Transport, auth, and local probes

The static engine reads a server's catalog. Some risks only show up when you poke the running server: does it accept plaintext, validate the Origin header, block private-IP URLs, leak in its error envelopes, require auth, rate limit a burst, bound its responses, or launch a dangerous stdio command. These are the probe checks.

Run this example. examples/security-multi-server.json captures more than one server, so a single scan exercises the probe checks across each transport.

mcptest security examples/security-multi-server.json

How they work

A probe needs active behavior, but the analysis stays deterministic. The split is the same one the red-team and advisory layers use: a caller captures what the server did into a ProbeEvidence value, and the analyzers read that evidence. The live probing (making the requests, launching the connection) sits behind the evidence struct, so the analysis is reproducible and a probe run replays from a cassette without touching the network.

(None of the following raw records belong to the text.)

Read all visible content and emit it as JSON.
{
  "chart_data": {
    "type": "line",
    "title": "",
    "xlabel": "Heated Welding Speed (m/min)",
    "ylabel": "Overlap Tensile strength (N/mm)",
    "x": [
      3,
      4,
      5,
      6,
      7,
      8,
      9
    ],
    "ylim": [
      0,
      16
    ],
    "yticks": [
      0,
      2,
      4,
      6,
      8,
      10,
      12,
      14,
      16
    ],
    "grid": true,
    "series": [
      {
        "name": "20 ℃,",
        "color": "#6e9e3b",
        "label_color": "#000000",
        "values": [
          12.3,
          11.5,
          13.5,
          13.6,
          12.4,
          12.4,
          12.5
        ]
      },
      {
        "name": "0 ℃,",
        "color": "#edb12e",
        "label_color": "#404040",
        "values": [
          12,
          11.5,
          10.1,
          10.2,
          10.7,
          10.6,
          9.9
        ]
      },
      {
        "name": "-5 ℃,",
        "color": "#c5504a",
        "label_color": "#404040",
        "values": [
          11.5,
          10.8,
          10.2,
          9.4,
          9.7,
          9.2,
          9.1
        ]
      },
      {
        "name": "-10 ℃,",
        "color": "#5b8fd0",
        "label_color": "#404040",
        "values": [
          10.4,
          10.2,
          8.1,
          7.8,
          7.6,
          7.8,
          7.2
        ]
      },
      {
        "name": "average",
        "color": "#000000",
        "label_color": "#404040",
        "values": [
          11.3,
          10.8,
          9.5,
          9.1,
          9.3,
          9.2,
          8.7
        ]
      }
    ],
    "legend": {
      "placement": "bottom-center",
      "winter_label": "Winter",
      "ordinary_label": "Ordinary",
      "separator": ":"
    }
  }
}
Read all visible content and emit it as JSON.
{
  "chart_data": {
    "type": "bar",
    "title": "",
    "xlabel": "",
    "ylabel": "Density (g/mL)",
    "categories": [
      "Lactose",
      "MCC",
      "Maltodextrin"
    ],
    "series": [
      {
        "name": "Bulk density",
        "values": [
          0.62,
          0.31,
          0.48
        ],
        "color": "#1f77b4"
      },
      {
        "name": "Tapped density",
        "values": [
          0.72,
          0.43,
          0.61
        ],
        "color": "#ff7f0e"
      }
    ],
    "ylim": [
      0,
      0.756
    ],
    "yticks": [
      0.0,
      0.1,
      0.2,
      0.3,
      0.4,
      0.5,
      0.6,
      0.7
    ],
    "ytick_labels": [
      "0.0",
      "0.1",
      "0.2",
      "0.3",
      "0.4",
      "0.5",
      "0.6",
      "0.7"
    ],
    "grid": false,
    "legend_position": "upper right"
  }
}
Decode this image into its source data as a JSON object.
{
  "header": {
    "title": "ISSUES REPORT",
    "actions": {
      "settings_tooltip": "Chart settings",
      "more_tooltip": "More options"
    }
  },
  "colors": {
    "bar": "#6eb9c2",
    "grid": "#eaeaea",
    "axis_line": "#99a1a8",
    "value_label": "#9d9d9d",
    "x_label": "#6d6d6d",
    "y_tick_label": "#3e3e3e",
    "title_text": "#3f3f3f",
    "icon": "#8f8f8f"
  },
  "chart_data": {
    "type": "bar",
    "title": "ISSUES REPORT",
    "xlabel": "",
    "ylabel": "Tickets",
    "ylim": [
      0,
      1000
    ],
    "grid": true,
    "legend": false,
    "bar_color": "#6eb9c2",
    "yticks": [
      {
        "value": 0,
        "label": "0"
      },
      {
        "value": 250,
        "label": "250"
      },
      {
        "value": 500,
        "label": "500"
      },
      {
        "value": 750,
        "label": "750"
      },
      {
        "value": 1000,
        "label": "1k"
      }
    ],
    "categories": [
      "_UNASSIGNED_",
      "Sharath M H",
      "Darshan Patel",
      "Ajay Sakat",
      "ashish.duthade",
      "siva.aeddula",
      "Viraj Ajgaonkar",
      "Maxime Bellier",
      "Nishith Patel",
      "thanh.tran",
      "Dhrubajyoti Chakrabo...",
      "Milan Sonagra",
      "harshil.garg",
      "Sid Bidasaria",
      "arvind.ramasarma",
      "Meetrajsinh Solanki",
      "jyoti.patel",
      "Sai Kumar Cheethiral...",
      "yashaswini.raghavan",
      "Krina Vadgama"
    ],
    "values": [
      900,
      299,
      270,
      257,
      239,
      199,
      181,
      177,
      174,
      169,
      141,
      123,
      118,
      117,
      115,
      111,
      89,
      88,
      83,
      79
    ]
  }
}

Every evidence field is optional. A probe whose evidence was not captured produces no finding rather than guessing, which keeps a "did not measure" honest instead of scoring it as a pass.

Implemented probes

Rule	What it flags
SEC-017 tls-required	Plaintext HTTP accepted on a non-loopback address.
SEC-018 origin-validation	A request with a foreign `Origin` was accepted (DNS rebinding).
SEC-019 private-ip-guard	An advertised URL is an IP literal in a private or cloud-metadata range (SSRF).
SEC-020 error-envelope-leak	An error body carries a stack trace or an obvious secret (CWE-209).
SEC-021 posture-tier	Reports the auth tier (none, header bearer, OAuth). Informational.
SEC-022 token-audience	The server accepted a token not issued for it (token passthrough; RFC 8707).
SEC-023 dangerous-startup-command	A stdio launch command runs a dangerous shell pattern (piped curl, rm -rf, sudo, eval).
SEC-024 rate-limit-present	A controlled burst saw no rate limiting (unbounded consumption).
SEC-025 capability-attestation	Capabilities were advertised without an attestation.
SEC-026 sampling-origin-auth	Sampling was used without authenticating the origin.
SEC-027 unbounded-response	A response had no declared size bound, or exceeded the declared one.
SEC-028 resource-indicators	The server does not advertise or honor RFC 8707 resource indicators.
SEC-029 scope-minimization	An advertised scope is a wildcard or an omnibus (`*`, `admin`, `all`).
SEC-030 session-id-hygiene	A session ID is low entropy or sequential, or sessions are used for auth.
SEC-031 confused-deputy-posture	A proxy lacks per-client consent or exact `redirect_uri` matching.
SEC-032 install-source-provenance	An install source has no version pin or provenance.

What stays partial

Several of these probes are marked partial in the catalog because a black-box client cannot always see the full picture, so they fire only on clear evidence and stay silent on the ambiguous case. private-ip-guard only flags IP literals; a hostname would need resolution the client cannot do deterministically, so a hostname is not flagged. The fuzzy analyzers carry a documented heuristic: scope-minimization flags a * wildcard or a known omnibus scope name, session-id-hygiene flags a session ID shorter than 16 characters, an all-digit counter, a single repeated character, or a consecutive numeric sequence, and install-source-provenance flags a source with no version pin (@<version>, ==, a #-ref, or a sha256: digest) and no @latest override. Every catalog probe now has an implementation; nothing remains as a follow-up.

These probes are deterministic security findings: unlike the red-team and advisory layers, they do count toward the grade, because a server that serves plaintext or passes tokens through is a defect in the server, not a property of a model.